An individual can take several paths to become a sailor—enlisted or commissioned—in the U.S. Navy. The simplest distinction (not without some exceptions) between officers and enlisted is that the former have college degrees and the latter do not. While there are ways for enlisted sailors to become officers, and there are enlisted sailors who have degrees, these distinctions generally hold true, and most sailors enter the Navy primarily through one of several ways.
Young men and women who want to enlist in the Navy begin their conversion from civilian to sailor by reporting to the Recruit Training Command (RTC), often referred to as boot camp. In the past, there were boot camps in such places as San Diego, California; Orlando, Florida; and Bainbridge, Maryland, but today there is only one, located in Great Lakes, Illinois, north of Chicago.
Although the length of boot camp has varied a great deal over the years, it currently lasts seven weeks (with an additional week at the beginning, called “processing week,” which is not officially part of boot camp). Recruits receive specialized training in militarization, seamanship, watchstanding, firefighting, damage control, and both personal and professional development. Physical fitness is emphasized, and recruits also spend time on the firing range and in the swimming pool learning skills and techniques that will serve them well once they join the fleet. Recruits also must successfully complete a final capstone event known as “Battle Stations.” This tests their knowledge and skills, as well as their fortitude and ability to work with others, in an arduous series of events that lasts 24 to 36 hours and includes challenges such as fighting fires, stopping flooding, and dealing with the effects of fatigue.
Once sailors have graduated from boot camp (in a special ceremony), they typically attend an A school for “accession” training, which is less intense in military terms and more specific to what they will be doing once they reach the fleet. Some A schools are located at Great Lakes, but there are others at various locations around the country. The training received is “rating” (occupation) specific, and there is much variation in length, depending on the sailor’s rating. For example, A school for quartermasters is 9 weeks long, while that of a gas turbine systems technician (mechanical) is 15 weeks.
There are several ways an individual can earn a commission as an officer in the Navy. The most comprehensive path is by way of the U.S. Naval Academy in Annapolis, Maryland. Students (midshipmen) are admitted to the Academy through a highly competitive selection process and spend four years at the school, where they prepare for naval service while simultaneously earning a bachelor of science degree. Upon graduation, midshipmen become commissioned officers in either the Navy (as ensigns) or the Marine Corps (as second lieutenants).
Another way for young men and women to earn a commission is through the Naval Reserve Officers Training Corps (NROTC). Again, the admissions process is highly competitive and results in successful applicants receiving scholarships and becoming midshipmen. But instead of going to Annapolis, they attend civilian colleges and universities that have NROTC units (Notre Dame, Penn State, and many others). On successfully earning their bachelor’s degrees, the midshipmen are commissioned (again, in either the Navy or Marine Corps).
Men and women who already have bachelor’s degrees from accredited colleges and universities and who want to become officers in the Navy may apply for admission to Officer Candidate School (OCS).
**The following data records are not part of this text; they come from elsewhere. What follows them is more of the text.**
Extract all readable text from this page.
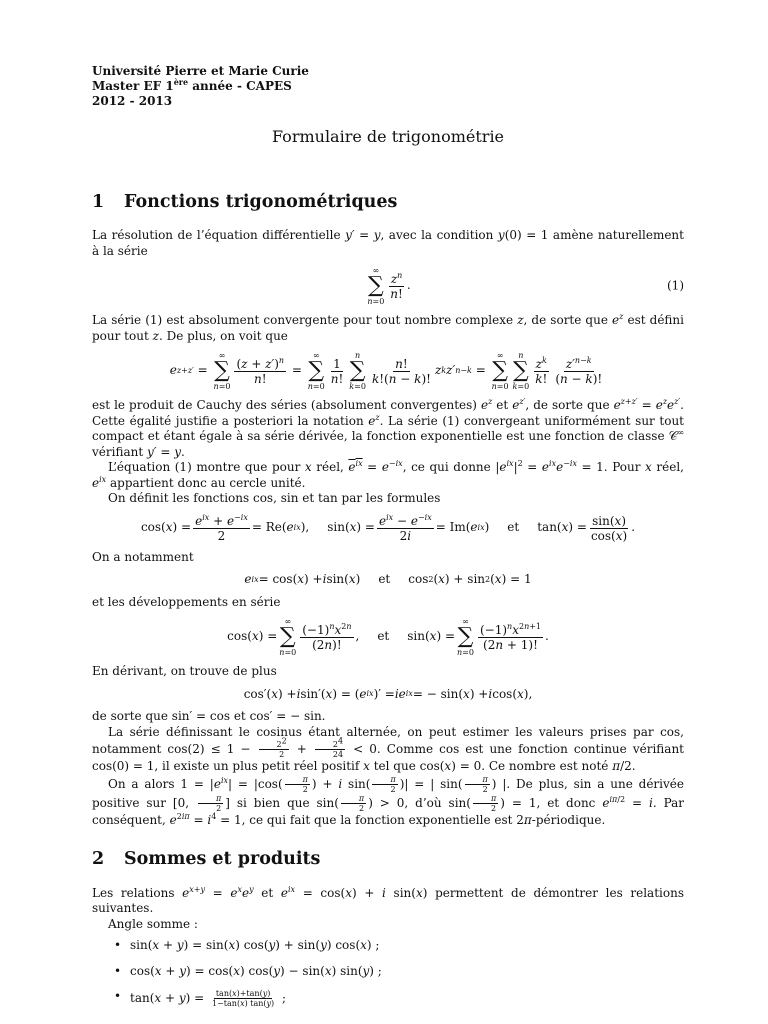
Université Pierre et Marie Curie
Master EF 1ère année - CAPES
2012 - 2013
Formulaire de trigonométrie
1 Fonctions trigonométriques

La résolution de l’équation différentielle y′ = y, avec la condition y(0) = 1 amène naturellement à la série

∞
∑
n=0
$\frac{z^n}{n!}$ .	(1)

La série (1) est absolument convergente pour tout nombre complexe z, de sorte que $e^z$ est défini pour tout z. De plus, on voit que

e z+z′ =
∞
∑
n=0
$\frac{(z + z')^n}{n!}$ =
∞
∑
n=0
$\frac{1}{n!}$
n
∑
k=0
$\frac{n!}{k!(n - k)!}$ z k z′ n−k =
∞
∑
n=0
n
∑
k=0
$\frac{z^k}{k!} \frac{z'^{n-k}}{(n - k)!}$

est le produit de Cauchy des séries (absolument convergentes) $e^z$ et $e^{z'}$, de sorte que $e^{z+z'} = e^ze^{z'}$. Cette égalité justifie a posteriori la notation $e^z$. La série (1) convergeant uniformément sur tout compact et étant égale à sa série dérivée, la fonction exponentielle est une fonction de classe 𝒞∞ vérifiant y′ = y.

L’équation (1) montre que pour x réel, $e^{ix} = e^{-ix}$, ce qui donne $|e^{ix}|^2 = e^{ix}e^{-ix} = 1$. Pour x réel, $e^{ix}$ appartient donc au cercle unité.

On définit les fonctions cos, sin et tan par les formules

cos( x ) = $\frac{e^{ix} + e^{-ix}}{2} = Re$( e ix ),
sin( x ) = $\frac{e^{ix} - e^{-ix}}{2i} = Im$( e ix ) et
tan( x ) = $\frac{\sin(x)}{\cos(x)}$ .

On a notamment

e ix = cos( x ) + i sin( x ) et cos 2 ( x ) + sin 2 ( x ) = 1

et les développements en série

cos( x ) =
∞
∑
n=0
$\frac{(-1)^nx^{2n}}{(2n)!}$ , et
sin( x ) =
∞
∑
n=0
$\frac{(-1)^nx^{2n+1}}{(2n + 1)!}$ .

En dérivant, on trouve de plus

cos′( x ) + i sin′( x ) = ( e ix )′ = ie ix = − sin( x ) + i cos( x ),

de sorte que sin′ = cos et cos′ = − sin.

La série définissant le cosinus étant alternée, on peut estimer les valeurs prises par cos, notamment $\cos(2) \le 1 - \frac{2^2}{2} + \frac{2^4}{24} < 0$. Comme cos est une fonction continue vérifiant cos(0) = 1, il existe un plus petit réel positif x tel que cos(x) = 0. Ce nombre est noté π/2.

On a alors $1 = |e^{ix}| = |\cos( \frac{\pi}{2}$ ) + i $\sin( \frac{\pi}{2}$ )| = | $\sin( \frac{\pi}{2}$ ) |. De plus, sin a une dérivée positive sur [0, $\frac{\pi}{2}$ ] si bien que $\sin( \frac{\pi}{2}$ ) > 0, d’où $\sin( \frac{\pi}{2}$ ) = 1, et donc $e^{i\pi/2} = i$. Par conséquent, $e^{2i\pi} = i^4 = 1$, ce qui fait que la fonction exponentielle est 2π-périodique.

2 Sommes et produits

Les relations $e^{x+y} = e^xe^y$ et $e^{ix} = \cos(x) + i$ sin(x) permettent de démontrer les relations suivantes.

Angle somme :

• sin(x + y) = sin(x) cos(y) + sin(y) cos(x) ;
• cos(x + y) = cos(x) cos(y) − sin(x) sin(y) ;
• $\tan(x + y) = \frac{\tan(x)+\tan(y)}{1-\tan(x) \tan(y)}$ ;
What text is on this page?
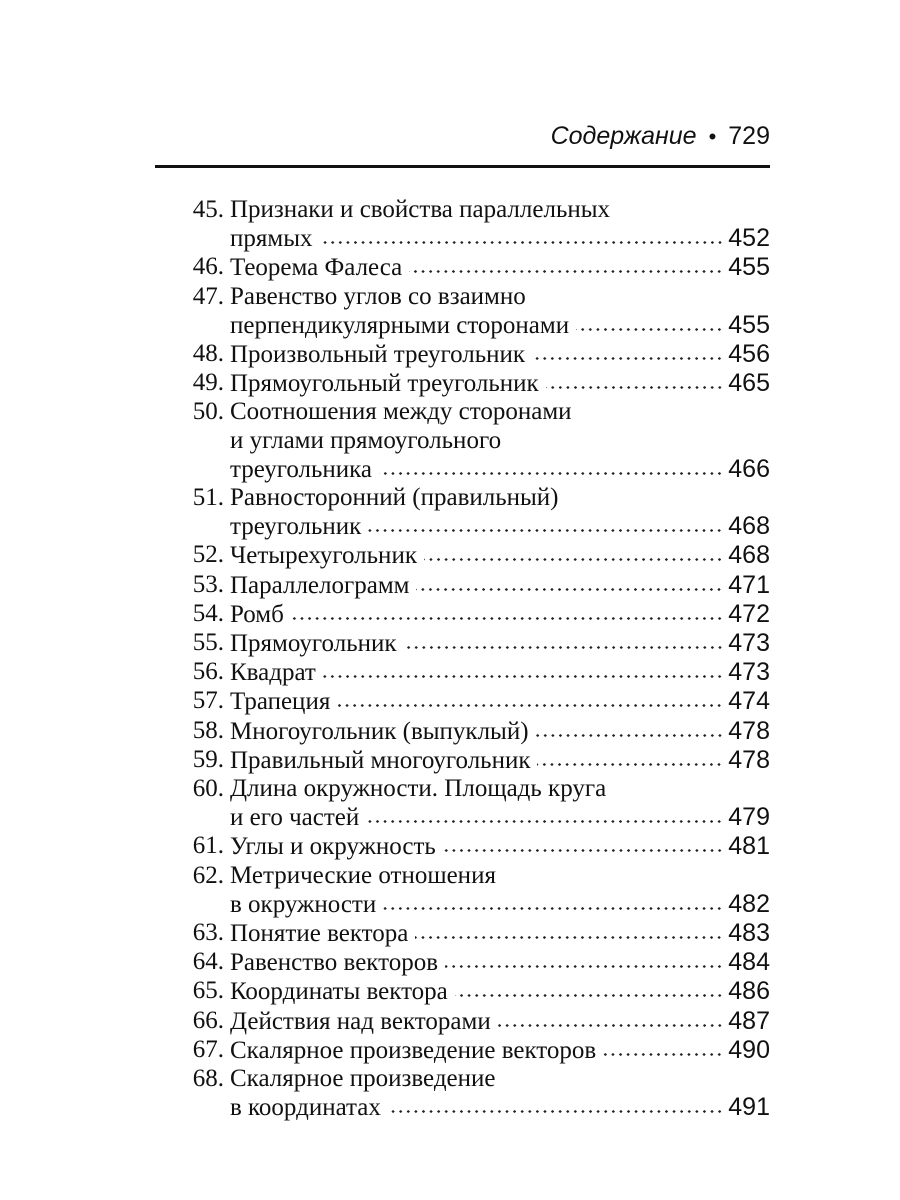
Содержание • 729
45. Признаки и свойства параллельных
прямых	452
46. Теорема Фалеса	455
47. Равенство углов со взаимно
перпендикулярными сторонами	455
48. Произвольный треугольник	456
49. Прямоугольный треугольник	465
50. Соотношения между сторонами
и углами прямоугольного
треугольника	466
51. Равносторонний (правильный)
треугольник	468
52. Четырехугольник	468
53. Параллелограмм	471
54. Ромб	472
55. Прямоугольник	473
56. Квадрат	473
57. Трапеция	474
58. Многоугольник (выпуклый)	478
59. Правильный многоугольник	478
60. Длина окружности. Площадь круга
и его частей	479
61. Углы и окружность	481
62. Метрические отношения
в окружности	482
63. Понятие вектора	483
64. Равенство векторов	484
65. Координаты вектора	486
66. Действия над векторами	487
67. Скалярное произведение векторов	490
68. Скалярное произведение
в координатах	491
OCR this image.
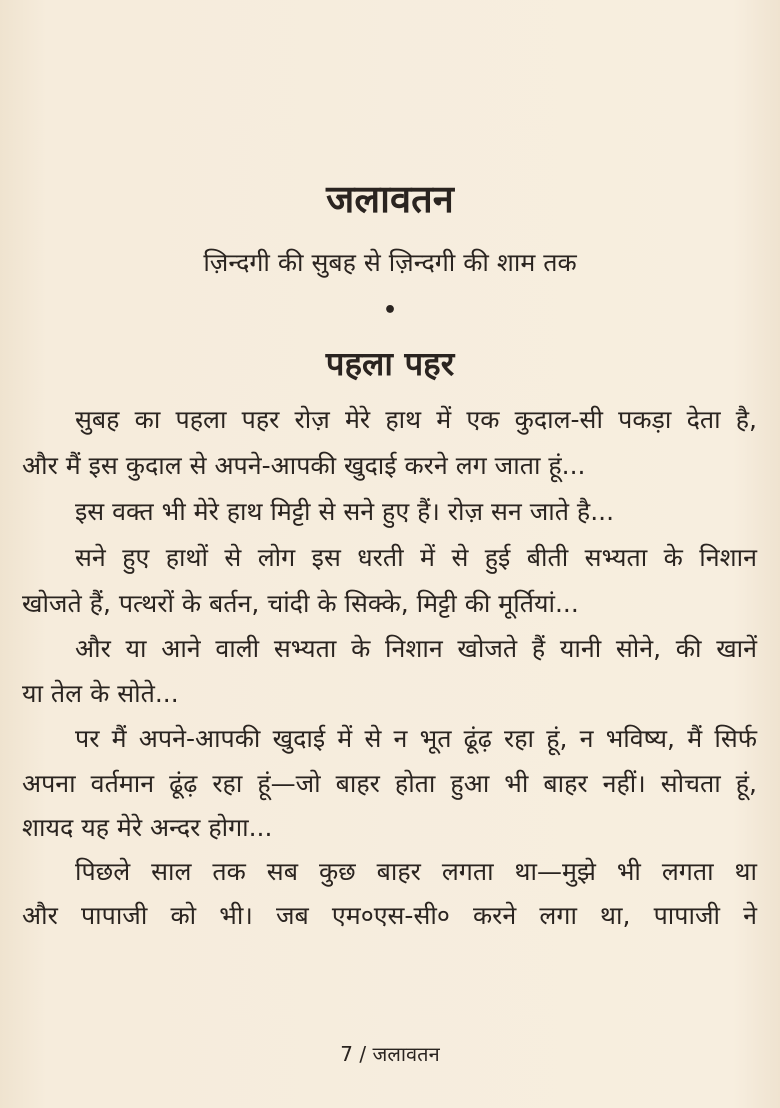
जलावतन
ज़िन्दगी की सुबह से ज़िन्दगी की शाम तक
•
पहला पहर
सुबह का पहला पहर रोज़ मेरे हाथ में एक कुदाल-सी पकड़ा देता है,
और मैं इस कुदाल से अपने-आपकी खुदाई करने लग जाता हूं...
इस वक्त भी मेरे हाथ मिट्टी से सने हुए हैं। रोज़ सन जाते है...
सने हुए हाथों से लोग इस धरती में से हुई बीती सभ्यता के निशान
खोजते हैं, पत्थरों के बर्तन, चांदी के सिक्के, मिट्टी की मूर्तियां...
और या आने वाली सभ्यता के निशान खोजते हैं यानी सोने, की खानें
या तेल के सोते...
पर मैं अपने-आपकी खुदाई में से न भूत ढूंढ़ रहा हूं, न भविष्य, मैं सिर्फ
अपना वर्तमान ढूंढ़ रहा हूं—जो बाहर होता हुआ भी बाहर नहीं। सोचता हूं,
शायद यह मेरे अन्दर होगा...
पिछले साल तक सब कुछ बाहर लगता था—मुझे भी लगता था
और पापाजी को भी। जब एम०एस-सी० करने लगा था, पापाजी ने
7 / जलावतन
Once selected, they will report to OCS Newport, Rhode Island, where they will spend 12 weeks in intensive training divided into three phases: indoctrination (as “indoctrination candidates,” where they are “militarized” through exercise, drills, inspections, and the like); academics (as “officer candidates,” where they learn naval operations, heritage, navigation, leadership, etc.); and applied leadership (as “candidate officers,” where they practice their leadership skills on those candidates still in the earlier phases). On successful completion of training at OCS, candidates are commissioned as ensigns.
Another way to enter the Navy as an officer is to be commissioned as either a staff corps officer (doctors, lawyers, pharmacists, dentists, or chaplains) or a restricted line officer (specialists in engineering duty, intelligence, cryptology, public affairs, etc.) by virtue of specialized education. These specialists first receive commissions in the Navy and then attend Officer Development School, a five-week course of instruction offered in Newport that includes training in leadership, sea power, damage control, and other topics designed to equip them with the tools they will need to be naval officers.
It is important to note that while all of these paths place heavy emphasis on training, becoming a sailor in the Navy also requires a commitment by the individual not only to learn new skills and acquire specialized knowledge, but also to mentally and physically prepare for the demands of military service and the rigors of life at sea.